20 avril 2026

DEUX SILENCES

DEUX SILENCES

Je devais avoir dix-huit ans, peut-être un peu plus. Je ne sais plus. Qu’importe. Je pars, ou je fuis,  je ne le sais pas encore. Je laisse derrière moi sans vraiment dire. J’avance, du moins je le crois.

Je traverse des lieux qui semblent ne manquer de rien. Des routes sûres, des maisons fermées juste comme il faut, des vies en place. Tout tient. Tout semble tenir. Et moi, je passe. Ça coule. Je marche avec moi. Je roule avec moi. Je parle avec moi. Un souffle continu, une pensée qui se déplie, une présence qui ne me quitte pas. Et pourtant, quelque chose reste en retrait, comme hors de portée.

Je n’ai rien emporté. Pas de foyer, pas de lieu à défendre. Juste le nécessaire, posé sur l’épaule ou attaché derrière moi. Le corps avance, il prend le relais. Il trouve le souffle dans la pente, dans l’effort, dans la fatigue. Peu à peu, le regard change. Il ne cherche plus, il reçoit. Une pierre, une trace, une odeur d’herbe coupée suffisent. Elles tiennent le jour.

Le soir tombe sans prévenir. Il n’y a rien à décider. Un pâturage, une grange, un abri de passage. La nuit s’installe. Parfois la pluie arrive, d’abord fine, puis plus dense. Tout se rassemble dans ce bruit régulier qui frappe. Alors je reste. Je n’ai rien à comprendre. Ecouter.

Le froid veille parfois. Il garde le corps présent. Il remplace le feu. Il oblige à sentir. Le matin, l’air tranche, l’eau réveille. Elle passe sur la peau sans détour. Le mouvement reprend, sans décision réelle, comme si marcher ou rouler était la seule manière de tenir sans se dissoudre dans ce monde plein. Je passe d’un lieu à l’autre sans m’y fixer.
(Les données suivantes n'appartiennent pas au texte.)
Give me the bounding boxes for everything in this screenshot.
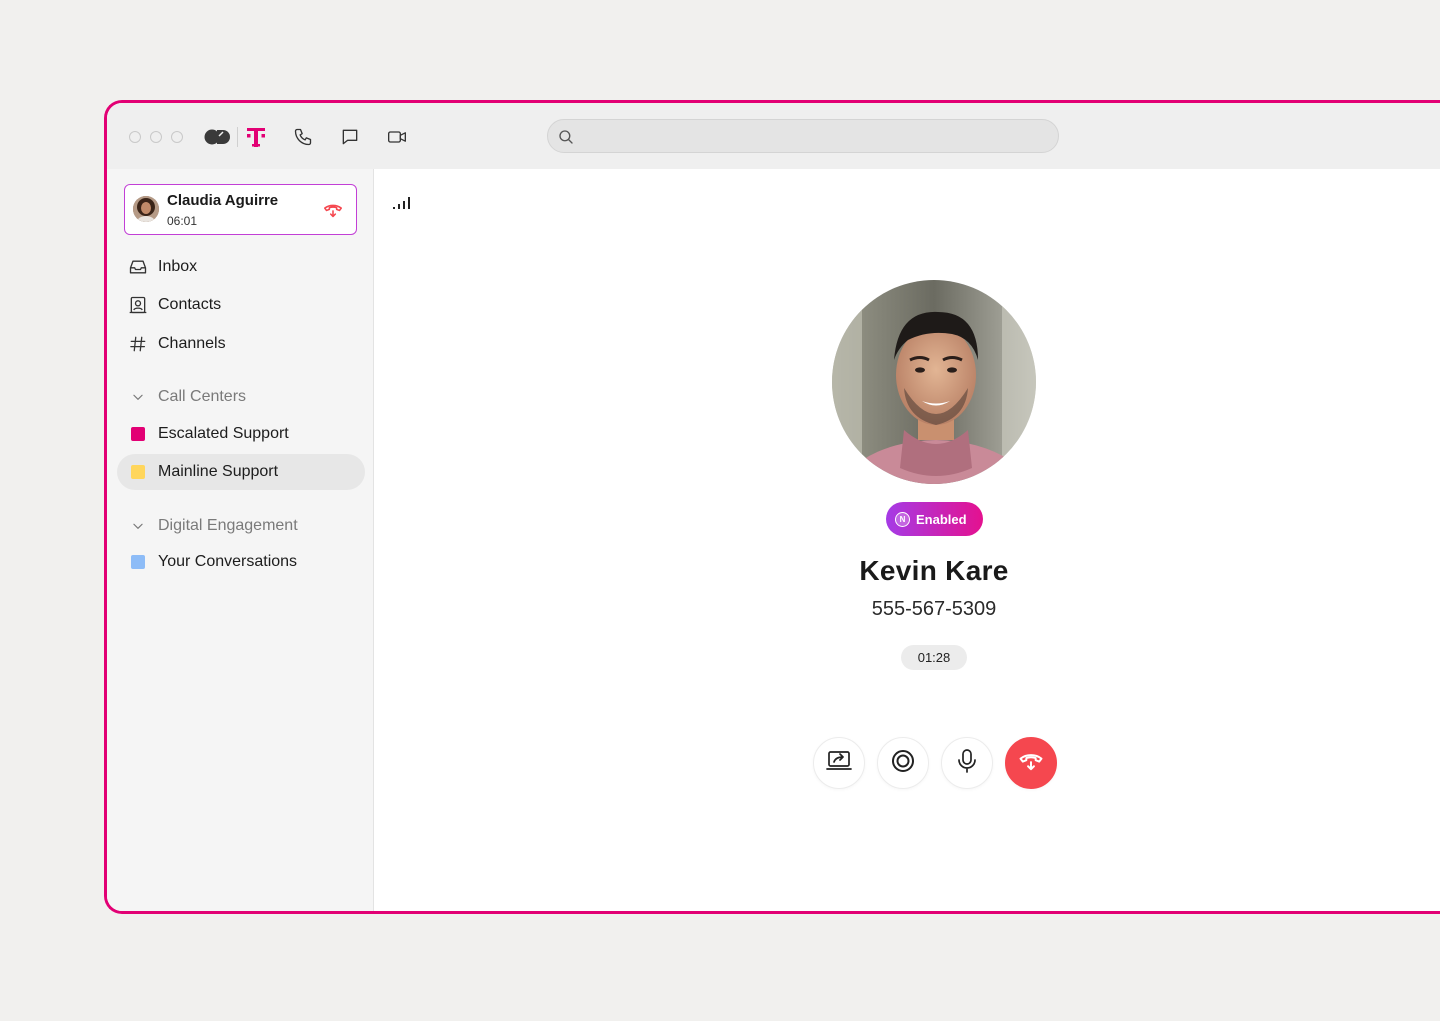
title-bar xyxy=(107,103,1440,170)
caller-phone: 555-567-5309 xyxy=(871,598,997,620)
inbox-icon xyxy=(128,257,148,277)
ai-badge-icon: N xyxy=(895,511,910,527)
contacts-icon xyxy=(128,295,148,315)
caller-photo xyxy=(832,280,1036,484)
window-minimize-button[interactable] xyxy=(150,131,162,143)
hang-up-icon xyxy=(1017,747,1045,780)
sidebar-item-label: Your Conversations xyxy=(158,553,298,570)
caller-name: Kevin Kare xyxy=(859,555,1009,586)
sidebar-item-label: Mainline Support xyxy=(158,463,279,480)
hang-up-icon[interactable] xyxy=(322,199,344,221)
search-bar[interactable] xyxy=(547,119,1059,153)
call-pane: N Enabled Kevin Kare 555-567-5309 01:28 xyxy=(374,169,1440,911)
color-swatch xyxy=(128,552,148,572)
section-call-centers[interactable]: Call Centers xyxy=(117,379,365,415)
screen-share-icon xyxy=(826,749,852,778)
t-brand-icon[interactable] xyxy=(244,125,268,149)
status-badge: N Enabled xyxy=(886,502,983,536)
microphone-icon xyxy=(955,748,979,779)
section-label: Digital Engagement xyxy=(158,517,298,534)
window-close-button[interactable] xyxy=(129,131,141,143)
sidebar-item-escalated-support[interactable]: Escalated Support xyxy=(117,416,365,452)
sidebar-item-label: Inbox xyxy=(158,258,198,275)
sidebar-item-inbox[interactable]: Inbox xyxy=(117,249,365,285)
avatar xyxy=(133,196,159,222)
app-window: Claudia Aguirre 06:01 Inbox Contacts Cha… xyxy=(104,100,1440,914)
titlebar-divider xyxy=(237,127,238,147)
section-label: Call Centers xyxy=(158,388,247,405)
hash-icon xyxy=(128,334,148,354)
chevron-down-icon xyxy=(128,516,148,536)
active-call-card[interactable]: Claudia Aguirre 06:01 xyxy=(124,184,357,235)
color-swatch xyxy=(128,424,148,444)
sidebar: Claudia Aguirre 06:01 Inbox Contacts Cha… xyxy=(107,169,374,911)
search-input[interactable] xyxy=(582,120,1046,152)
phone-icon[interactable] xyxy=(291,125,315,149)
sidebar-item-label: Escalated Support xyxy=(158,425,289,442)
sidebar-item-channels[interactable]: Channels xyxy=(117,326,365,362)
sidebar-item-contacts[interactable]: Contacts xyxy=(117,287,365,323)
chat-icon[interactable] xyxy=(338,125,362,149)
color-swatch xyxy=(128,462,148,482)
sidebar-item-label: Channels xyxy=(158,335,226,352)
sidebar-item-your-conversations[interactable]: Your Conversations xyxy=(117,544,365,580)
end-call-button[interactable] xyxy=(1005,737,1057,789)
app-logo-icon[interactable] xyxy=(202,125,232,149)
window-maximize-button[interactable] xyxy=(171,131,183,143)
chevron-down-icon xyxy=(128,387,148,407)
screen-share-button[interactable] xyxy=(813,737,865,789)
section-digital-engagement[interactable]: Digital Engagement xyxy=(117,508,365,544)
status-badge-label: Enabled xyxy=(916,511,967,527)
sidebar-item-label: Contacts xyxy=(158,296,222,313)
active-call-name: Claudia Aguirre xyxy=(167,192,279,209)
sidebar-item-mainline-support[interactable]: Mainline Support xyxy=(117,454,365,490)
record-button[interactable] xyxy=(877,737,929,789)
mute-button[interactable] xyxy=(941,737,993,789)
record-icon xyxy=(891,749,915,778)
signal-strength-icon xyxy=(392,193,414,216)
active-call-duration: 06:01 xyxy=(167,214,198,228)
call-timer: 01:28 xyxy=(901,645,967,670)
video-icon[interactable] xyxy=(385,125,409,149)
search-icon xyxy=(557,128,575,151)
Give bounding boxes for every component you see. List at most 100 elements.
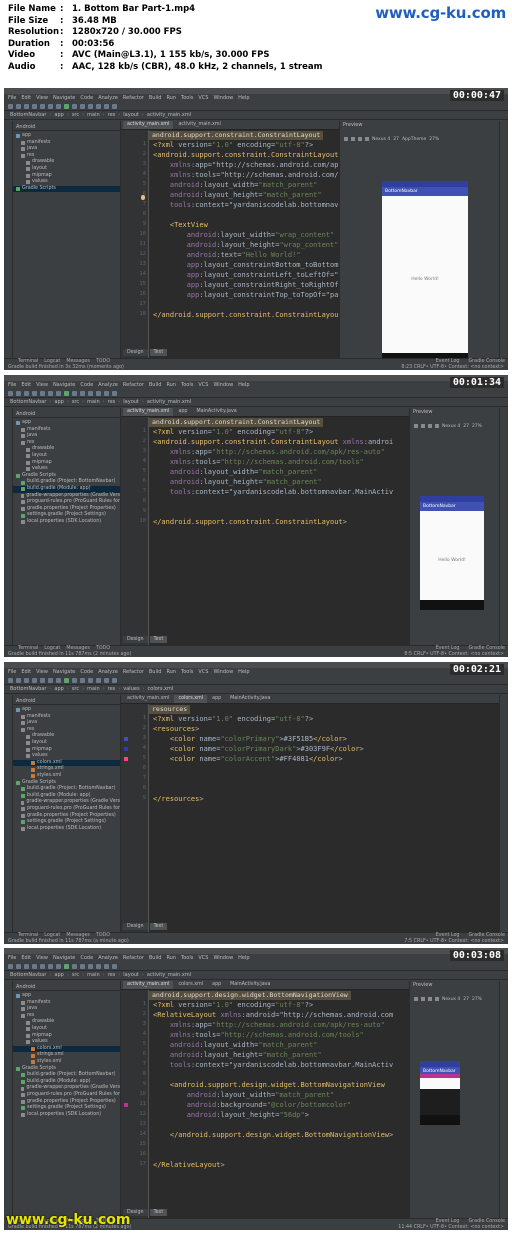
tree-item[interactable]: proguard-rules.pro (ProGuard Rules for xyxy=(13,806,120,813)
menu-item[interactable]: Window xyxy=(213,94,233,102)
editor-mode-tab[interactable]: Design xyxy=(123,923,148,930)
editor-mode-tab[interactable]: Design xyxy=(123,349,148,356)
menu-item[interactable]: Refactor xyxy=(123,94,144,102)
editor-mode-tab[interactable]: Text xyxy=(149,636,168,643)
menu-item[interactable]: Build xyxy=(149,94,162,102)
editor-tab[interactable]: app xyxy=(208,981,226,989)
menu-item[interactable]: Edit xyxy=(21,381,31,389)
preview-tool-icon[interactable] xyxy=(421,997,425,1001)
editor-tab[interactable]: MainActivity.java xyxy=(226,695,275,703)
breadcrumb-item[interactable]: app xyxy=(54,112,63,118)
tree-item[interactable]: res xyxy=(13,727,120,734)
api-selector[interactable]: 27 xyxy=(393,137,399,142)
menu-item[interactable]: File xyxy=(8,381,16,389)
code-editor[interactable]: activity_main.xml activity_main.xml 1 2 3 4 5 6… xyxy=(121,121,339,358)
api-selector[interactable]: 27 xyxy=(463,997,469,1002)
breadcrumb-item[interactable]: src xyxy=(72,686,79,692)
device-selector[interactable]: Nexus 4 xyxy=(442,997,460,1002)
breadcrumb-item[interactable]: app xyxy=(54,686,63,692)
menu-item[interactable]: Refactor xyxy=(123,954,144,962)
editor-tab[interactable]: colors.xml xyxy=(174,695,208,703)
run-icon[interactable] xyxy=(64,103,69,109)
tree-item[interactable]: settings.gradle (Project Settings) xyxy=(13,512,120,519)
tree-item[interactable]: app xyxy=(13,707,120,714)
menu-item[interactable]: Code xyxy=(80,381,93,389)
breadcrumb-item[interactable]: colors.xml xyxy=(148,686,174,692)
tree-item[interactable]: app xyxy=(13,993,120,1000)
menu-item[interactable]: Build xyxy=(149,381,162,389)
editor-mode-tab[interactable]: Text xyxy=(149,1209,168,1216)
tree-item[interactable]: local.properties (SDK Location) xyxy=(13,519,120,526)
toolbar-icon[interactable] xyxy=(48,963,53,969)
editor-mode-tab[interactable]: Text xyxy=(149,923,168,930)
menu-item[interactable]: Navigate xyxy=(53,381,75,389)
toolbar-icon[interactable] xyxy=(104,390,109,396)
tree-item[interactable]: build.gradle (Project: BottomNavbar) xyxy=(13,1072,120,1079)
toolbar-icon[interactable] xyxy=(88,103,93,109)
tree-item[interactable]: layout xyxy=(13,453,120,460)
menu-item[interactable]: Refactor xyxy=(123,668,144,676)
preview-tool-icon[interactable] xyxy=(435,424,439,428)
tree-item[interactable]: Gradle Scripts xyxy=(13,185,120,193)
breadcrumb-item[interactable]: main xyxy=(87,686,100,692)
api-selector[interactable]: 27 xyxy=(463,424,469,429)
toolbar-icon[interactable] xyxy=(56,390,61,396)
menu-item[interactable]: Tools xyxy=(181,94,193,102)
toolbar-icon[interactable] xyxy=(16,963,21,969)
preview-tool-icon[interactable] xyxy=(414,424,418,428)
toolbar-icon[interactable] xyxy=(80,963,85,969)
tree-item[interactable]: build.gradle (Project: BottomNavbar) xyxy=(13,479,120,486)
breadcrumb-item[interactable]: src xyxy=(72,112,79,118)
editor-tab[interactable]: activity_main.xml xyxy=(123,695,174,703)
project-view-selector[interactable]: Android xyxy=(13,410,120,418)
theme-selector[interactable]: AppTheme xyxy=(402,137,426,142)
toolbar-icon[interactable] xyxy=(112,390,117,396)
menu-item[interactable]: Refactor xyxy=(123,381,144,389)
toolbar-icon[interactable] xyxy=(104,963,109,969)
menu-item[interactable]: Tools xyxy=(181,381,193,389)
preview-tool-icon[interactable] xyxy=(435,997,439,1001)
tree-item[interactable]: colors.xml xyxy=(13,1045,120,1053)
editor-tab[interactable]: MainActivity.java xyxy=(226,981,275,989)
toolbar-icon[interactable] xyxy=(72,390,77,396)
tree-item[interactable]: layout xyxy=(13,166,120,173)
tree-item[interactable]: java xyxy=(13,146,120,153)
toolbar-icon[interactable] xyxy=(32,963,37,969)
menu-item[interactable]: Help xyxy=(238,94,249,102)
tree-item[interactable]: res xyxy=(13,153,120,160)
menu-item[interactable]: Help xyxy=(238,954,249,962)
menu-item[interactable]: View xyxy=(36,94,48,102)
menu-item[interactable]: File xyxy=(8,94,16,102)
menu-item[interactable]: VCS xyxy=(198,954,208,962)
breadcrumb-item[interactable]: layout xyxy=(123,972,139,978)
tree-item[interactable]: mipmap xyxy=(13,460,120,467)
menu-item[interactable]: Code xyxy=(80,954,93,962)
tree-item[interactable]: values xyxy=(13,466,120,473)
menu-item[interactable]: Build xyxy=(149,668,162,676)
menu-item[interactable]: Analyze xyxy=(98,668,118,676)
editor-tab[interactable]: activity_main.xml xyxy=(174,121,225,129)
menu-item[interactable]: View xyxy=(36,668,48,676)
toolbar-icon[interactable] xyxy=(48,103,53,109)
tree-item[interactable]: mipmap xyxy=(13,1033,120,1040)
menu-item[interactable]: Edit xyxy=(21,954,31,962)
code-area[interactable]: <?xml version="1.0" encoding="utf-8"?> <R… xyxy=(153,990,409,1218)
toolbar-icon[interactable] xyxy=(16,390,21,396)
toolbar-icon[interactable] xyxy=(80,103,85,109)
tree-item[interactable]: values xyxy=(13,179,120,186)
toolbar-icon[interactable] xyxy=(48,677,53,683)
tree-item[interactable]: build.gradle (Module: app) xyxy=(13,485,120,493)
code-area[interactable]: <?xml version="1.0" encoding="utf-8"?> <r… xyxy=(153,704,499,932)
code-area[interactable]: <?xml version="1.0" encoding="utf-8"?> <a… xyxy=(153,130,339,358)
toolbar-icon[interactable] xyxy=(72,103,77,109)
breadcrumb-item[interactable]: res xyxy=(108,112,116,118)
tree-item[interactable]: styles.xml xyxy=(13,1059,120,1066)
tree-item[interactable]: build.gradle (Project: BottomNavbar) xyxy=(13,786,120,793)
run-icon[interactable] xyxy=(64,963,69,969)
toolbar-icon[interactable] xyxy=(72,963,77,969)
toolbar-icon[interactable] xyxy=(88,677,93,683)
toolbar-icon[interactable] xyxy=(48,390,53,396)
toolbar-icon[interactable] xyxy=(112,963,117,969)
editor-mode-tab[interactable]: Design xyxy=(123,636,148,643)
breadcrumb-item[interactable]: main xyxy=(87,972,100,978)
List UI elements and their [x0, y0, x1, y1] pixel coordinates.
Les arbres, les pierres, les visages parfois. Rien ne m’appartient. Tout me traverse. Une voix, un silence, un geste. Cela suffit pour continuer. Les jours ne sont pas toujours légers. Il y a des pesanteurs, des ciels bas, des moments où l’on avance moins droit. Je ralentis. Je laisse passer. Je reste dans ce fil ténu qui relie encore. Quelque chose se dépose. Presque rien. Un calme discret, sans éclat, mais qui tient. Je comprends alors que s’arrêter trop longtemps serait se perdre. Non dans le lieu, mais dans ce manque caché au cœur de ce qui semble complet. Alors je reprends. Pour rester juste. Pour ne pas rompre. Le lien est simple : le corps, le jour qui se lève, ce qui vient. Peu à peu, il n’y a plus rien à chercher. Seulement regarder. Écouter. Laisser passer.

La nuit revient. La toile, le vent, la pluie parfois. Toujours ce même bruit, sans nom. Et c’est là que je tiens. Je marche avec moi. Je roule avec moi. Je parle avec moi. Et parfois, deux silences se croisent.